RNA, normally thought of as a conduit in gene expression, has a novel mode of action in ciliated protozoa, where long and small noncoding RNAs orchestrate an intricate process of genome remodeling, and maternal RNA templates provide both an organizing guide for DNA rearrangements and a template that can transmit spontaneous somatic mutations to the next generation. The multidisciplinary goal of this research is to understand the unusual forms of biological information processing that lead to genome rearrangement. As in the previous renewal, the focus will be mainly on ciliates, the current emphasis of the lab, pairing a complete somatic and nearly-complete germline genome assembly with recent discoveries and tools that make Oxytricha trifallax a powerful model to study genome rearrangements. The opportunity for RNA-guided DNA repair is profound in Oxytricha, which deletes 95% of its germline genome through global DNA rearrangements that severely fragment its chromosomes and then sort and reorder the hundreds of thousands of pieces remaining. The proposed research combines different approaches that together focus on the mechanism and underlying logic of massive genome reorganization in ciliates, over a range of scales, from single gene functional experiments to genome-wide and systems-level analyses. The global aim is to use this model system to explore the complex rewriting mechanisms in microbial eukaryotic genomes. Understanding the nature of gene unscrambling is the motivating force behind the current proposal, and the proposed experiments will examine the properties of both the molecules that participate in these complex rearrangement events and the machinery underlying them. The most immediate insight to be gained from the proposed research is an understanding of the cellular acrobatics and the components that execute these stunning genome rearrangements in stichotrichous ciliates, on the scales of fine-tune processing of single genes and microbial eukaryotic genomes. Longer-term insights include relevance to similar RNA-guided mechanisms that influence genome integrity, protecting eukaryotic cells from a diseased state, or that permit epigenetic inheritance of RNA-mediated states, in normal and manipulated cells.

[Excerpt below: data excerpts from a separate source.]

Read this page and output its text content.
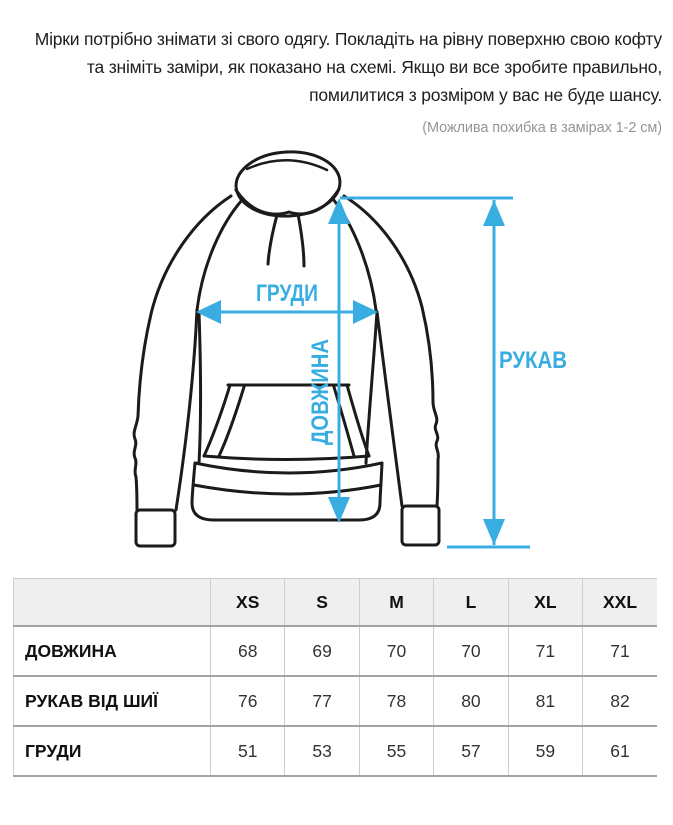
Мірки потрібно знімати зі свого одягу. Покладіть на рівну поверхню свою кофту та зніміть заміри, як показано на схемі. Якщо ви все зробите правильно, помилитися з розміром у вас не буде шансу.

(Можлива похибка в замірах 1-2 см)

ГРУДИ
ДОВЖИНА	РУКАВ
	XS	S	M	L	XL	XXL
ДОВЖИНА	68	69	70	70	71	71
РУКАВ ВІД ШИЇ	76	77	78	80	81	82
ГРУДИ	51	53	55	57	59	61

Specific aims i nclude: 1. Improving the Oxytricha germline genome assembly through long mate-paired libraries, 2. Co-injection experiments that test the interplay between long, noncoding template RNAs and piRNAs, 3. Studying piRNA biogenesis in Oxytricha, 4. Understanding long, noncoding template RNA production and their interacting partners, 5. Creating a comprehensive database assessing RNA, DNA, and protein availability during conjugation, 6. Identifying and functionally testing regulatory motifs in somatic chromosomes, and 7. Identifying and testing candidate genes involved in Oxytricha genome rearrangement.

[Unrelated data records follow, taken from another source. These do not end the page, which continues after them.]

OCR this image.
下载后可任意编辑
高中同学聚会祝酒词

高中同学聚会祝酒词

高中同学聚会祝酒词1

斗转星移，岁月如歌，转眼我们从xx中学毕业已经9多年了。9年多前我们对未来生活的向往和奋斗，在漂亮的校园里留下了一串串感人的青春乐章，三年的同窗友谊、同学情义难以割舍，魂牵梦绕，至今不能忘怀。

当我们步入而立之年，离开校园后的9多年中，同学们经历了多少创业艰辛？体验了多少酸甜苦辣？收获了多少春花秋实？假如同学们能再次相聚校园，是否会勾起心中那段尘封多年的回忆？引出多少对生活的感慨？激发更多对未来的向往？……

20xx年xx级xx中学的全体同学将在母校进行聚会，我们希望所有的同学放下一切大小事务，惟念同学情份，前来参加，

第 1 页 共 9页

Genome rewiring events, through translocations, deletions, and even massive chromosomal rearrangements (chromothripsis), contribute to genome instability associated with many human diseases, including a significant portion of cancers and inherited or spontaneous diseases. Furthermore, the presence of recombination hotspots in the genome that share similarities with rearrangement junctions in the ciliate Oxytricha, as well as aberrantly spliced RNA products that can template DNA recombination, may increase the frequency of genome rearrangements, resulting in either deletion of tumor-suppressing genes, formation of chimeric genes, or duplication and subsequent over-expression of genes that promote tumor stability. Because of its magnitude of RNA-guided DNA rearrangements, Oxytricha is unparalleled as a model system to shed light on the complex events during genome rearrangement and similar mechanisms that may contribute to cancer and genome instability in humans.